Degradation of biomaterials by phagocyte-derived oxidants

Abstract

Polymers used in implantable devices, although relatively unreactive, may degrade in vivo through unknown mechanisms. For example, polyetherurethane elastomers used as cardiac pacemaker lead insulation have developed surface defects after implantation.

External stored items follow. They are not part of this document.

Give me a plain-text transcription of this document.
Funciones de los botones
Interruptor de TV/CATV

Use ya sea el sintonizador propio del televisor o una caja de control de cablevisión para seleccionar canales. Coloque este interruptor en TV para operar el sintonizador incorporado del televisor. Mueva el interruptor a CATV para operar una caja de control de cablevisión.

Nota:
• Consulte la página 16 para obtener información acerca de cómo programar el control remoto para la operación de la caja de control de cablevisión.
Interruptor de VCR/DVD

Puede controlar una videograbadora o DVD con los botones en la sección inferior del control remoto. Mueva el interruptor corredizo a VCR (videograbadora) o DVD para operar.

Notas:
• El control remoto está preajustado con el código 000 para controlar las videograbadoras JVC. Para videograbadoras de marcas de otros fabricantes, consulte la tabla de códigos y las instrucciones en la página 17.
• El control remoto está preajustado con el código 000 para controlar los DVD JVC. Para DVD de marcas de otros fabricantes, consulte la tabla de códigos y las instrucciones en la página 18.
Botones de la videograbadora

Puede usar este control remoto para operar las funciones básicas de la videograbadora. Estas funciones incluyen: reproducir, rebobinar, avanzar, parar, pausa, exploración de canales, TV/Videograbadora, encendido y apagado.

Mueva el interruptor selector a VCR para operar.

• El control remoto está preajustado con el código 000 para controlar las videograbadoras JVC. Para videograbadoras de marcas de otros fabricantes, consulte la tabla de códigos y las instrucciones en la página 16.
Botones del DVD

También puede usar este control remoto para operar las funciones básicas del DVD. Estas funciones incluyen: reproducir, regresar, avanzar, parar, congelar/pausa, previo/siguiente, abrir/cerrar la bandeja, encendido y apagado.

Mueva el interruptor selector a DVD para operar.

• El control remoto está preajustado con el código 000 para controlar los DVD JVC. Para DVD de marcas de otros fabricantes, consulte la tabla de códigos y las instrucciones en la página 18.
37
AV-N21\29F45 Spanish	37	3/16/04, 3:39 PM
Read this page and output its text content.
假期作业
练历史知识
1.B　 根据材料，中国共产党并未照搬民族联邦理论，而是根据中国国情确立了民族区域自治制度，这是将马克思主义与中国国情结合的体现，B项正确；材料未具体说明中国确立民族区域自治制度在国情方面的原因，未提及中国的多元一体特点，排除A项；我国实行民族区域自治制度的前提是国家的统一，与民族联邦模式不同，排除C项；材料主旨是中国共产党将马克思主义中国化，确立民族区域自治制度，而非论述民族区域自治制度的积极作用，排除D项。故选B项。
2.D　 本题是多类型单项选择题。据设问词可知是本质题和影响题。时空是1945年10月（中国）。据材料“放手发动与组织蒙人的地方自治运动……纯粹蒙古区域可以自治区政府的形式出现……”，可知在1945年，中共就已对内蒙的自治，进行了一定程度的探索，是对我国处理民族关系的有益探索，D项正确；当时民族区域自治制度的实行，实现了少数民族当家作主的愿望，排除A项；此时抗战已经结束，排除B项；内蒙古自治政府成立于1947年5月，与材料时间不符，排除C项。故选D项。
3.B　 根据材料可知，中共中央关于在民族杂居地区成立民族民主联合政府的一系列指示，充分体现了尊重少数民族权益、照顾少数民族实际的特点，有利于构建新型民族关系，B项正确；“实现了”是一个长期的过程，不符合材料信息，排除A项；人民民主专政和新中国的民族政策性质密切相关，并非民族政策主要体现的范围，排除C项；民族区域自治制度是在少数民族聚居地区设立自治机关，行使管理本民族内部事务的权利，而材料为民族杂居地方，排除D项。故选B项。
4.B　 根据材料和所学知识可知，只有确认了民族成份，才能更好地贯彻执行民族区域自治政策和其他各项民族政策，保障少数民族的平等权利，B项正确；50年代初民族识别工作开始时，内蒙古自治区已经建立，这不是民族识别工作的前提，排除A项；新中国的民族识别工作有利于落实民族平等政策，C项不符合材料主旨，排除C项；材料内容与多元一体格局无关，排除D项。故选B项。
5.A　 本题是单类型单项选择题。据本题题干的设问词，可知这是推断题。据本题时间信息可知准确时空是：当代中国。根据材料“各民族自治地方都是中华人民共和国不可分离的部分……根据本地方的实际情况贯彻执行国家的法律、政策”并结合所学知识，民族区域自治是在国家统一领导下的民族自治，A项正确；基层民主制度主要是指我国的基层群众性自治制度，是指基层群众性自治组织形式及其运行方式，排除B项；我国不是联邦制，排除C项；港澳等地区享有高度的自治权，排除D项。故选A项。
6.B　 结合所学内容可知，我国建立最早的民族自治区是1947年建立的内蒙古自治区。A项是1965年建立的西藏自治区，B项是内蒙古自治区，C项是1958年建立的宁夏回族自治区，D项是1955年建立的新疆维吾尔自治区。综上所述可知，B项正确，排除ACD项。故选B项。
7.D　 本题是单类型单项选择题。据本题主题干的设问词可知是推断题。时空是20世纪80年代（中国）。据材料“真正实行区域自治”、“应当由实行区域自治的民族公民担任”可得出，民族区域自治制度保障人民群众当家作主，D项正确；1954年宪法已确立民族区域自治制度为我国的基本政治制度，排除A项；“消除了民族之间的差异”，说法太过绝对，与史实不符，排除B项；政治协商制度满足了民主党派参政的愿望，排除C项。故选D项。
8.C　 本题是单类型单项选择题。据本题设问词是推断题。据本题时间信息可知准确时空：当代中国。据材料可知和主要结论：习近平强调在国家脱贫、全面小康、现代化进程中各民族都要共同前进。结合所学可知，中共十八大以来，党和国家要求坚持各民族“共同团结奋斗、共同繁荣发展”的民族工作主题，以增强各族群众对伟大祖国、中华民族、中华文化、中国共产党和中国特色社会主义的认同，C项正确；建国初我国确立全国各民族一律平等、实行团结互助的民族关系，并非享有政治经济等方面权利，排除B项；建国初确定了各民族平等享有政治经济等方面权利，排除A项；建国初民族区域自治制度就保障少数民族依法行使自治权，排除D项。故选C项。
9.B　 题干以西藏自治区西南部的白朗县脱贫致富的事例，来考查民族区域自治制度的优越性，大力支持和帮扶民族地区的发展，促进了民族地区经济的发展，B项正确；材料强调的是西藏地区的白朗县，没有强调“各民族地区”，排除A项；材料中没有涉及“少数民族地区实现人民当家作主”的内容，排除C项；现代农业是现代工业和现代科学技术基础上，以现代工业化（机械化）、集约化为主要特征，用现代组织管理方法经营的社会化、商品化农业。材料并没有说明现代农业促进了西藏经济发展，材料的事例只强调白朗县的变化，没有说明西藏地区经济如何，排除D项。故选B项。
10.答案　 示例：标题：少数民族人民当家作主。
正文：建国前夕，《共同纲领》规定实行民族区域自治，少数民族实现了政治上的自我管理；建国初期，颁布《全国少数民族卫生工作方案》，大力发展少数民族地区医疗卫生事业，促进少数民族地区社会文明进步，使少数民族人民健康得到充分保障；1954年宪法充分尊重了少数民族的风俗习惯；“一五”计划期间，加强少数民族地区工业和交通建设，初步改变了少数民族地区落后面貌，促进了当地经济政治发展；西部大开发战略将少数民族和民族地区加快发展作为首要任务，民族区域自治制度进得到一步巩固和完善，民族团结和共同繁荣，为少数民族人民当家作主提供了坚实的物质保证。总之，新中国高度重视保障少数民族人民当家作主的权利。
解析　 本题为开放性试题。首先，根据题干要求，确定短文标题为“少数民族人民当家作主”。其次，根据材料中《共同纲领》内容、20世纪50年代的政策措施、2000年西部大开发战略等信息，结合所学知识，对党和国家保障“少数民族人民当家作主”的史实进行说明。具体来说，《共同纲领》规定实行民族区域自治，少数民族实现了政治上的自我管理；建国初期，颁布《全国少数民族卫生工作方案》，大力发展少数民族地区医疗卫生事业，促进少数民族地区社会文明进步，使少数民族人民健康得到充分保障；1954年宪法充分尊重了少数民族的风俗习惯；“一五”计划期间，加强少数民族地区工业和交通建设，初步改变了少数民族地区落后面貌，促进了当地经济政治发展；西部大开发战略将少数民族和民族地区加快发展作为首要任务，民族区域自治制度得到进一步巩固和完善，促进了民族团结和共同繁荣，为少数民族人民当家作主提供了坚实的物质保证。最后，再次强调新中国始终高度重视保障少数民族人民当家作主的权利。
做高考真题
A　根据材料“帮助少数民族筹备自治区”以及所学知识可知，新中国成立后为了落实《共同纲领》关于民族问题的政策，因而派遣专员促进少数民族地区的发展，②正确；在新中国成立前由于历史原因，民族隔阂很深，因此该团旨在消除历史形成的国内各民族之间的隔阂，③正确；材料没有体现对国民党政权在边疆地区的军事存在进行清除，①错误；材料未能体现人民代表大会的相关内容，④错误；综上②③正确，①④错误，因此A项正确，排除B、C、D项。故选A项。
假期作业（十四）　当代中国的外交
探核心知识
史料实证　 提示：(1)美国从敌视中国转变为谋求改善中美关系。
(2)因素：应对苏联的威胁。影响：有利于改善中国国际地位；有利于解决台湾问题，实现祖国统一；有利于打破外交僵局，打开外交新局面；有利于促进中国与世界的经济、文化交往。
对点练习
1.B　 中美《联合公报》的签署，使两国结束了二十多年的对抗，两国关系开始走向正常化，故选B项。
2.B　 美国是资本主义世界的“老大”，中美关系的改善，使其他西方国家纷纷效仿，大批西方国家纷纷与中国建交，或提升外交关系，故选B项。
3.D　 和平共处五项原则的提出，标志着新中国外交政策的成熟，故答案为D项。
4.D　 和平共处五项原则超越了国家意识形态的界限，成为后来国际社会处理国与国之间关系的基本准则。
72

This phenomenon, termed "environmental stress cracking," requires intimate contact between polymer and host phagocytic cells, suggesting that phagocyte-generated oxidants might be involved. Indeed, brief exposure of polyetherurethane to activated human neutrophils, hypochlorous acid, or peroxynitrite produces modifications of the polymer similar to those found in vivo. Damage to the polymer appears to arise predominantly from oxidation of the urethane-aliphatic ester and aliphatic ether groups. There are substantial increases in the solid phase surface oxygen content of samples treated with hypochlorous acid, peroxynitrite or activated human neutrophils, resembling those observed in explanted polyetherurethane. Furthermore, both explanted and hypochlorous acid-treated polyetherurethane show marked reductions in polymer molecular weight. Interestingly, hypochlorous acid and peroxynitrite appear to attack polyetherurethane at different sites. Hypochlorous acid or activated neutrophils cause decreases in the urethane-aliphatic ester stretch peak relative to the aliphatic ether stretch peak (as determined by infrared spectroscopy) whereas peroxynitrite causes selective loss of the aliphatic ether. In vivo degradation may involve both hypohalous and nitric oxide-based oxidants because, after long-term implantation, both stretch peaks are diminished. These results suggest that in vivo destruction of implanted polyetherurethane involves attack by phagocyte-derived oxidants.